Thursday, July 23, 2015

Delegation (Tradecraft)

Riffing off a good ICV2 article by Marcus King, I wanted to write about delegation. Delegation is a shift of tasks or authority to another person while maintaining responsibility for their work. You might think there's not much to delegate in a game store, but as you grow and add new tasks, there's no way to avoid this unless you want to be tied to the counter.

Delegation allows you to take days off. It allows you to give away tasks to those better suited to do them, either because of their skill set or because of their enthusiasm. Most importantly, delegation allows you to add more tasks, hire more people, and make more money.

The skill set of an individual is the key component. We may not be paid like rock stars, but we often have rock star skill sets. I have the skill set of a $50/hour employee (I don't actually make $50 an hour). Should I be cleaning bathrooms? If I am, it's a privilege of being the boss. I can do whatever I want.
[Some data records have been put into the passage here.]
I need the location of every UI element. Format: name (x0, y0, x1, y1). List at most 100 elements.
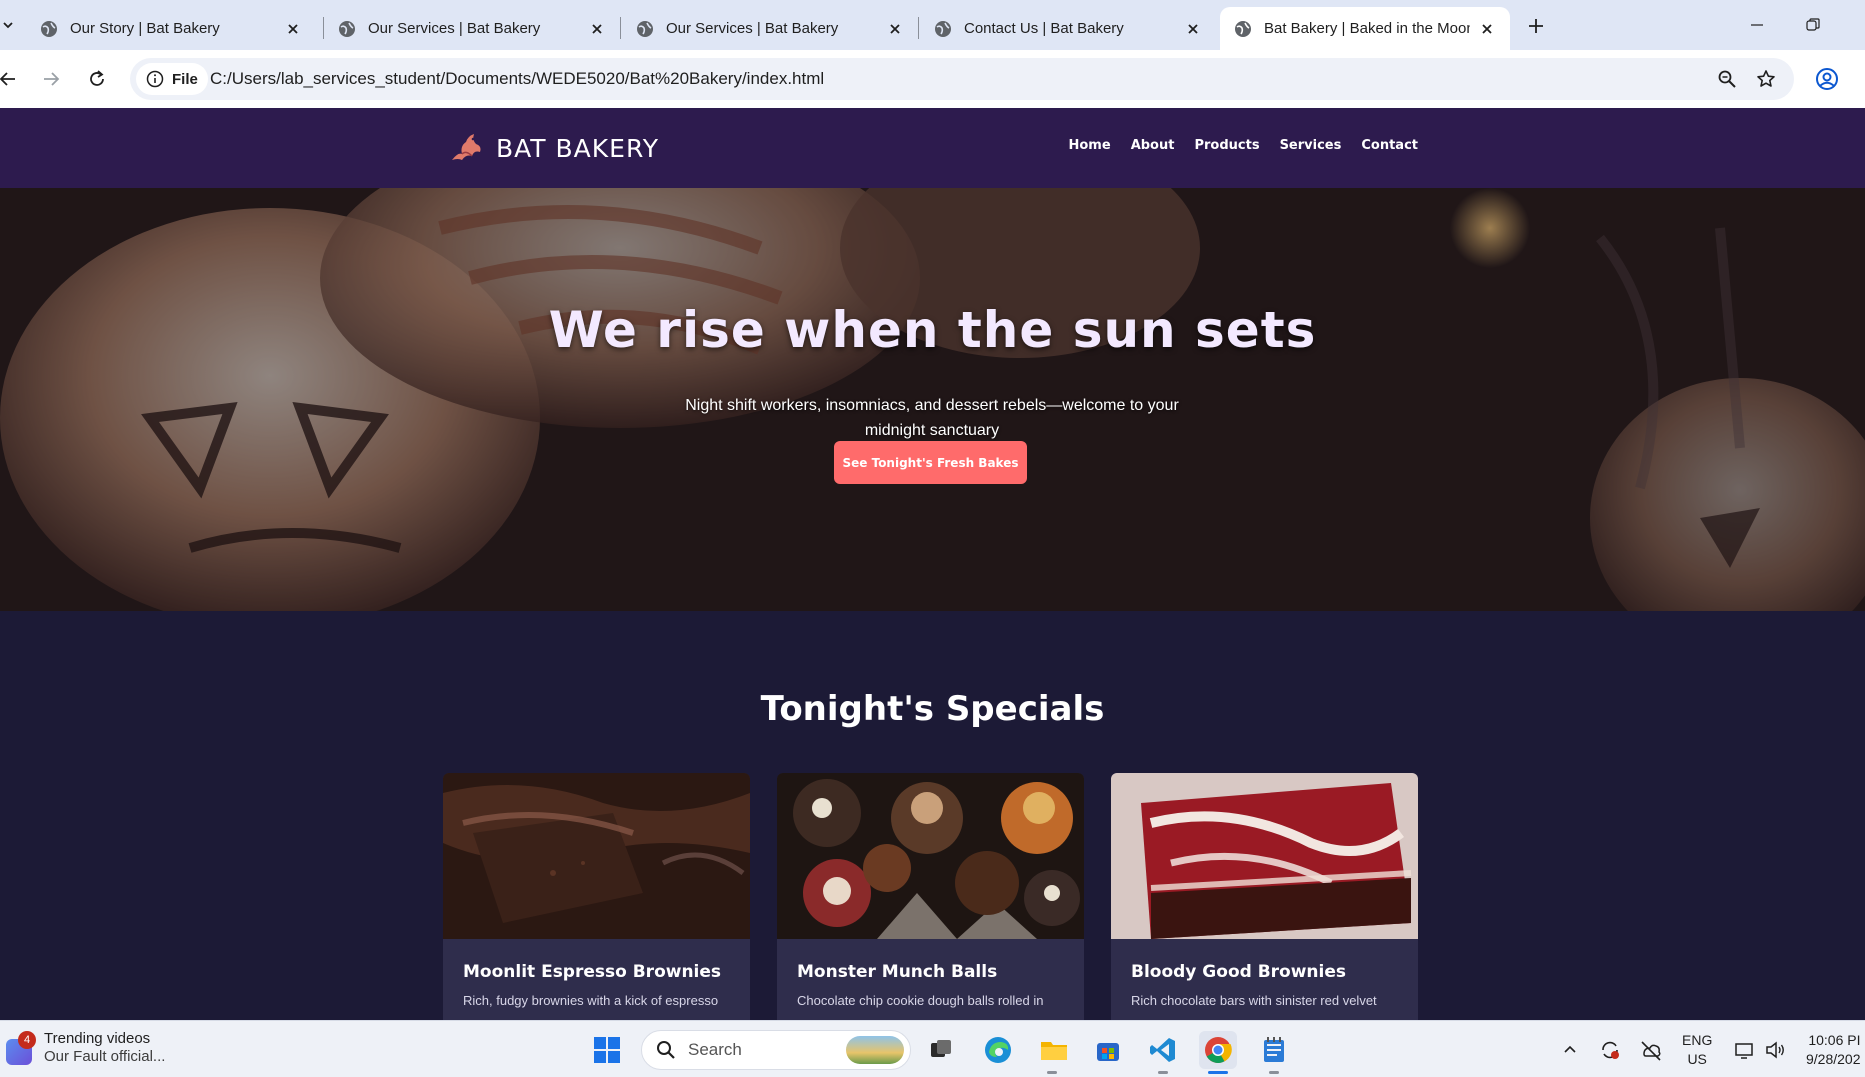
tab-title: Our Story | Bat Bakery (70, 20, 220, 37)
bat-logo-icon (452, 134, 481, 160)
product-card[interactable]: Bloody Good Brownies Rich chocolate bars… (1111, 773, 1418, 1020)
globe-icon (637, 20, 653, 37)
espresso-brownie-image (443, 773, 750, 939)
nav-services-link[interactable]: Services (1280, 138, 1342, 153)
browser-toolbar: File C:/Users/lab_services_student/Docum… (0, 50, 1865, 108)
tab-title: Our Services | Bat Bakery (666, 20, 839, 37)
browser-tab[interactable]: Contact Us | Bat Bakery (920, 7, 1216, 50)
edge-browser-icon[interactable] (979, 1031, 1017, 1069)
site-nav: Home About Products Services Contact (1069, 138, 1419, 153)
widget-title: Trending videos (44, 1030, 151, 1047)
product-name: Moonlit Espresso Brownies (463, 962, 722, 982)
close-icon[interactable] (588, 20, 606, 38)
hero-section: We rise when the sun sets Night shift wo… (0, 188, 1865, 611)
volume-icon[interactable] (1762, 1037, 1788, 1063)
system-clock[interactable]: 10:06 PI 9/28/202 (1806, 1031, 1861, 1069)
microsoft-store-icon[interactable] (1089, 1031, 1127, 1069)
chevron-up-icon[interactable] (1557, 1037, 1583, 1063)
language-region: US (1687, 1051, 1707, 1067)
info-icon (146, 70, 164, 88)
restore-icon[interactable] (1793, 10, 1833, 40)
close-icon[interactable] (1478, 20, 1496, 38)
clock-date: 9/28/202 (1806, 1051, 1861, 1067)
network-offline-icon[interactable] (1638, 1037, 1664, 1063)
product-card[interactable]: Moonlit Espresso Brownies Rich, fudgy br… (443, 773, 750, 1020)
nav-contact-link[interactable]: Contact (1361, 138, 1418, 153)
specials-title: Tonight's Specials (760, 689, 1105, 729)
windows-start-icon[interactable] (588, 1031, 626, 1069)
language-indicator[interactable]: ENG US (1682, 1031, 1712, 1069)
browser-tab[interactable]: Our Services | Bat Bakery (324, 7, 620, 50)
running-indicator (1047, 1071, 1057, 1074)
globe-icon (41, 20, 57, 37)
nav-about-link[interactable]: About (1131, 138, 1175, 153)
site-chip-label: File (172, 70, 198, 88)
vscode-icon[interactable] (1144, 1031, 1182, 1069)
product-name: Bloody Good Brownies (1131, 962, 1347, 982)
globe-icon (935, 20, 951, 37)
globe-icon (1235, 20, 1251, 37)
tab-separator (918, 17, 919, 39)
search-placeholder: Search (688, 1040, 742, 1059)
tab-title: Contact Us | Bat Bakery (964, 20, 1124, 37)
tab-separator (620, 17, 621, 39)
product-card[interactable]: Monster Munch Balls Chocolate chip cooki… (777, 773, 1084, 1020)
close-icon[interactable] (284, 20, 302, 38)
bloody-good-brownies-image (1111, 773, 1418, 939)
brand[interactable]: BAT BAKERY (448, 130, 659, 166)
tab-title: Our Services | Bat Bakery (368, 20, 541, 37)
hero-title: We rise when the sun sets (548, 301, 1317, 359)
back-arrow-icon[interactable] (0, 63, 24, 95)
tab-search-chevron-icon[interactable] (0, 10, 16, 40)
see-fresh-bakes-button[interactable]: See Tonight's Fresh Bakes (834, 441, 1027, 484)
nav-home-link[interactable]: Home (1069, 138, 1111, 153)
forward-arrow-icon[interactable] (35, 63, 67, 95)
profile-avatar-icon[interactable] (1812, 64, 1842, 94)
display-icon[interactable] (1732, 1037, 1758, 1063)
widgets-icon: 4 (6, 1031, 36, 1065)
active-indicator (1208, 1071, 1228, 1074)
browser-tab-strip: Our Story | Bat Bakery Our Services | Ba… (0, 0, 1865, 50)
brand-name: BAT BAKERY (496, 133, 660, 163)
widgets-button[interactable]: 4 Trending videos Our Fault official... (6, 1030, 165, 1065)
nav-products-link[interactable]: Products (1194, 138, 1259, 153)
monster-munch-balls-image (777, 773, 1084, 939)
close-icon[interactable] (886, 20, 904, 38)
product-description: Rich chocolate bars with sinister red ve… (1131, 993, 1377, 1008)
zoom-icon[interactable] (1715, 67, 1739, 91)
globe-icon (339, 20, 355, 37)
product-description: Chocolate chip cookie dough balls rolled… (797, 993, 1044, 1008)
url-text[interactable]: C:/Users/lab_services_student/Documents/… (210, 69, 824, 89)
taskbar: 4 Trending videos Our Fault official... … (0, 1020, 1865, 1077)
sync-icon[interactable] (1597, 1037, 1623, 1063)
notification-badge: 4 (18, 1031, 36, 1049)
tab-title: Bat Bakery | Baked in the Moonlight (1264, 20, 1470, 37)
language-code: ENG (1682, 1032, 1713, 1048)
browser-tab[interactable]: Our Services | Bat Bakery (622, 7, 918, 50)
clock-time: 10:06 PI (1808, 1032, 1861, 1048)
task-view-icon[interactable] (922, 1031, 960, 1069)
chrome-icon[interactable] (1199, 1031, 1237, 1069)
running-indicator (1158, 1071, 1168, 1074)
taskbar-search-box[interactable]: Search (641, 1030, 911, 1070)
product-name: Monster Munch Balls (797, 962, 998, 982)
reload-icon[interactable] (81, 63, 113, 95)
minimize-icon[interactable] (1737, 10, 1777, 40)
running-indicator (1269, 1071, 1279, 1074)
browser-tab-active[interactable]: Bat Bakery | Baked in the Moonlight (1220, 7, 1510, 50)
search-highlight-image (846, 1036, 904, 1064)
hero-subtitle: Night shift workers, insomniacs, and des… (685, 397, 1179, 439)
browser-tab[interactable]: Our Story | Bat Bakery (26, 7, 316, 50)
site-header: BAT BAKERY Home About Products Services … (0, 108, 1865, 188)
widget-subtitle: Our Fault official... (44, 1048, 166, 1065)
bookmark-star-icon[interactable] (1754, 67, 1778, 91)
search-icon (657, 1041, 675, 1059)
notepad-icon[interactable] (1255, 1031, 1293, 1069)
close-icon[interactable] (1184, 20, 1202, 38)
file-explorer-icon[interactable] (1035, 1031, 1073, 1069)
address-bar[interactable]: File C:/Users/lab_services_student/Docum… (130, 58, 1794, 100)
new-tab-plus-icon[interactable] (1522, 12, 1550, 40)
product-description: Rich, fudgy brownies with a kick of espr… (463, 993, 719, 1008)
site-info-chip[interactable]: File (136, 63, 208, 95)
specials-section: Tonight's Specials Moonlit Espresso Brow… (0, 611, 1865, 1020)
What I should be doing if I want to make money is higher level tasks that I'm uniquely qualified for and others are not. These are often more nebulous projects, like marketing, promotions and overall inventory schemes. I would delegate these tasks, if I could, but I can't.

What I've noticed in my new role as $50/hour guy, is my work has become more like what I remember from the corporate world. I do a lot of maintaining systems and new research with only the occasional punctuation of success. I might work for a week with the only thing to show for it being a $1000 savings on an insurance audit. Only one thing. That one thing is worth nearly a months net profit, so it's actually a solid win. However, it feels small, since it's one thing, especially after ten years of infinite, tiny daily victories. That's the job of the $50/hour guy.

My manager is my $20/hour gal. We extend this logic down to her and ask what should she be doing with her $20/hour skill set to make or save the company money? These are often mid level promotions, event planning, signage, inventory management and stuff the average line employee can't do. I don't want my $20/hour skill set person to clean bathrooms or sort Magic cards, I have $10/hour people to do that. Again, she doesn't make $20/hour, but she has a $20/hour skill set.

The line employees, the $10/hour skill set people, can certainly work up. If you want to work on my website after you clean the bathrooms or troubleshoot my wireless network, you'll soon be considered in that $20/hour skill set. I make it a point to know all the tasks I delegate, so I might ask you to clean up the mess in aisle three, but you can be sure I've cleaned up my share of aisle three messes.

Delegation without abdication is hard work. It's a management skill. It requires both supervision and enough space to allow people to work on their own, and possibly fail. Many people are not willing to engage this process. They won't delegate, they'll micromanage, or they'll completely abdicate. I've had every one of those bosses and they're all frustrating in their own way. When everything is working, however, it's a beautiful thing, a well oiled machine.


  1. This is something I've been doing a lot in my own office (non-FLGS for now), and something that my own bosses have been coming to terms with across the last 2 years. We expanded from a 10-person company into a +30 person company in just a few years, which made delegation even more important.

    As you point out, it is a case of making the most of your employees, both in terms in their skill sets and their cost to the company.

  2. In professional organizations it's also a two way street. A sales clerk in a retail store might be overjoyed the boss is doing all their work, but a professional expects challenges and career development, and if the boss doesn't present those challenges or they take the best projects for themselves, that employee will not be happy.